Woodlands, Windyknowe Road, Galashiels is a Grade A listed building in the Scottish Borders local planning authority area, Scotland. First listed on 25 October 1990. Villa. 1 related planning application.

Woodlands, Windyknowe Road, Galashiels

WRENN ID
muffled-gargoyle-plover
Grade
A
Local Planning Authority
Scottish Borders
Country
Scotland
Date first listed
25 October 1990
Type
Villa
Source
Historic Environment Scotland listing

Description

Woodlands, Windyknowe Road, Galashiels

Woodlands is a substantial villa set on a gently sloping site, combining a mid-19th-century core with major neo-Elizabethan additions and a notable conservatory. The property was comprehensively remodelled by architect George Henderson in 1884–5.

The original villa dates to around 1855 and comprises a 2-storey, square-plan Italianate structure with a single-storey L-plan kitchen and store range to the rear, enclosed by a coped retaining wall into raised ground. The villa features overhanging bracketed eaves and single and bipartite segmental arched windows. The walls are rubble with stugged sandstone quoins and margins finished with smooth stop-chamfered arises. Windows are plate glass in timber sash and case frames, with a leaded bipartite window serving the stair. The roof is platform piended with graduated slate, corniced squared wallhead and ridge stacks, and cast-iron rainwater goods.

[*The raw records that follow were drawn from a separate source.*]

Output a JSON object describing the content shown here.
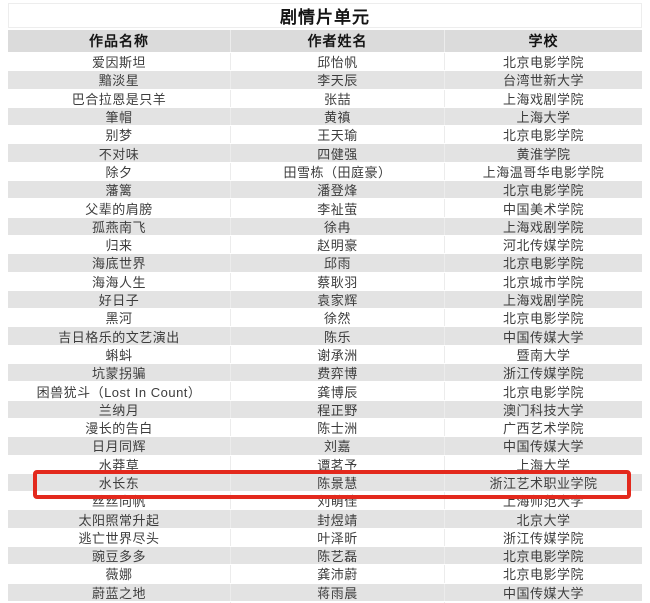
{
  "page_title": "剧情片单元",
  "table": {
    "headers": [
      "作品名称",
      "作者姓名",
      "学校"
    ],
    "rows": [
      {
        "work": "爱因斯坦",
        "author": "邱怡帆",
        "school": "北京电影学院"
      },
      {
        "work": "黯淡星",
        "author": "李天辰",
        "school": "台湾世新大学"
      },
      {
        "work": "巴合拉恩是只羊",
        "author": "张喆",
        "school": "上海戏剧学院"
      },
      {
        "work": "筆帽",
        "author": "黄禛",
        "school": "上海大学"
      },
      {
        "work": "别梦",
        "author": "王天瑜",
        "school": "北京电影学院"
      },
      {
        "work": "不对味",
        "author": "四健强",
        "school": "黄淮学院"
      },
      {
        "work": "除夕",
        "author": "田雪栋（田庭豪）",
        "school": "上海温哥华电影学院"
      },
      {
        "work": "藩篱",
        "author": "潘登烽",
        "school": "北京电影学院"
      },
      {
        "work": "父辈的肩膀",
        "author": "李祉萤",
        "school": "中国美术学院"
      },
      {
        "work": "孤燕南飞",
        "author": "徐冉",
        "school": "上海戏剧学院"
      },
      {
        "work": "归来",
        "author": "赵明豪",
        "school": "河北传媒学院"
      },
      {
        "work": "海底世界",
        "author": "邱雨",
        "school": "北京电影学院"
      },
      {
        "work": "海海人生",
        "author": "蔡耿羽",
        "school": "北京城市学院"
      },
      {
        "work": "好日子",
        "author": "袁家辉",
        "school": "上海戏剧学院"
      },
      {
        "work": "黑河",
        "author": "徐然",
        "school": "北京电影学院"
      },
      {
        "work": "吉日格乐的文艺演出",
        "author": "陈乐",
        "school": "中国传媒大学"
      },
      {
        "work": "蝌蚪",
        "author": "谢承洲",
        "school": "暨南大学"
      },
      {
        "work": "坑蒙拐骗",
        "author": "费弈博",
        "school": "浙江传媒学院"
      },
      {
        "work": "困兽犹斗（Lost In Count）",
        "author": "龚博辰",
        "school": "北京电影学院"
      },
      {
        "work": "兰纳月",
        "author": "程正野",
        "school": "澳门科技大学"
      },
      {
        "work": "漫长的告白",
        "author": "陈士洲",
        "school": "广西艺术学院"
      },
      {
        "work": "日月同辉",
        "author": "刘嘉",
        "school": "中国传媒大学"
      },
      {
        "work": "水莽草",
        "author": "谭茗予",
        "school": "上海大学"
      },
      {
        "work": "水长东",
        "author": "陈景慧",
        "school": "浙江艺术职业学院"
      },
      {
        "work": "丝丝向帆",
        "author": "刘萌佳",
        "school": "上海师范大学"
      },
      {
        "work": "太阳照常升起",
        "author": "封煜靖",
        "school": "北京大学"
      },
      {
        "work": "逃亡世界尽头",
        "author": "叶泽昕",
        "school": "浙江传媒学院"
      },
      {
        "work": "豌豆多多",
        "author": "陈艺磊",
        "school": "北京电影学院"
      },
      {
        "work": "薇娜",
        "author": "龚沛蔚",
        "school": "北京电影学院"
      },
      {
        "work": "蔚蓝之地",
        "author": "蒋雨晨",
        "school": "中国传媒大学"
      }
    ],
    "highlighted_row_index": 23,
    "highlighted_row": {
      "work": "水长东",
      "author": "陈景慧",
      "school": "浙江艺术职业学院"
    }
  },
  "colors": {
    "header_bg": "#dbdbdb",
    "alt_row_bg": "#e3e3e3",
    "highlight_border": "#e3291d",
    "data_text": "#3d3d3d",
    "header_text": "#141414"
  }
}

The 1884 additions form a 3-storey, 5-bay, asymmetrical F-plan frontage in neo-Elizabethan style. Stepped advanced gabled bays stand to the right, with a slender 4-stage hexagonal crenellated stair tower sited at the far right re-entrant angle. A canted oriel window sits above a square-plan crenulated entrance porch to the left re-entrant angle of a smaller advanced gabled bay with an arched doorway and reticulated tracery window. The elevation displays various neo-Tudor openings: a large 8-light slightly advanced square-plan crenellated window to the entrance hall features cushed reticulated tracery; projecting canted mullioned and transomed round-headed windows light the outer gabled bays; Elizabethan hood-moulded, multiply transomed and mullioned windows serve the rectangular canted bays. Other windows include squared and cusped heads, with squared, ogee and composite mouldings and label stops. The parapets are crenellated and gabled. Side-hung bronze casement windows and timber boarded doors with decorative cast-iron strap hinges are fitted throughout, whilst tall octagonal stone chimney stacks with corniced and shouldered bases and cast-iron rainwater goods with decorative square curved hoppers complete the external treatment.

The interior preserves a fine decorative scheme in Gothic style dating to 1884, which incorporates elements of the earlier villa interiors. The panelled timber manorial entrance hall features a timber four-centred arched arcade at the half-landing and a carved wooden chimneypiece with an arched dark red alabaster fire surround. A pictorial stained glass window and stone shouldered arched doorway lead to a curved stone tower stair. The drawing room is distinguished by ornate plasterwork with a pillastered frieze and a French alabaster chimneypiece, whilst the dining room features neo-Rococo plasterwork and a pink veined alabaster chimneypiece. A timber-panelled library is present, and the main stair and separate service stair feature coloured leaded glazing.

The conservatory, designed by Mackenzie and Moncur in 1884, is an asymmetrical hexagonal-ended-plan structure built into the rising ground. It is constructed in stained timber with clear glazing and a rock-faced rubble canted plinth featuring a moulded string course at floor level. A round-arched door and oval window give access to the store below. The glazing follows a vertical pattern with plain and swan-neck scrolled pediments and a wooden ballustraded cornice; the hexagonal section roof is finished in clear polycarbonate.

Boundary walls include coursed rubble to the north and stepped coursed rubble with saddle-backed copes to the southwest, which incorporates a pointed segmental-arched gateway linking to the main gateway to the south (listed separately). The garden is furnished with a decorative cast-iron street lamp and acorn-headed clothes poles.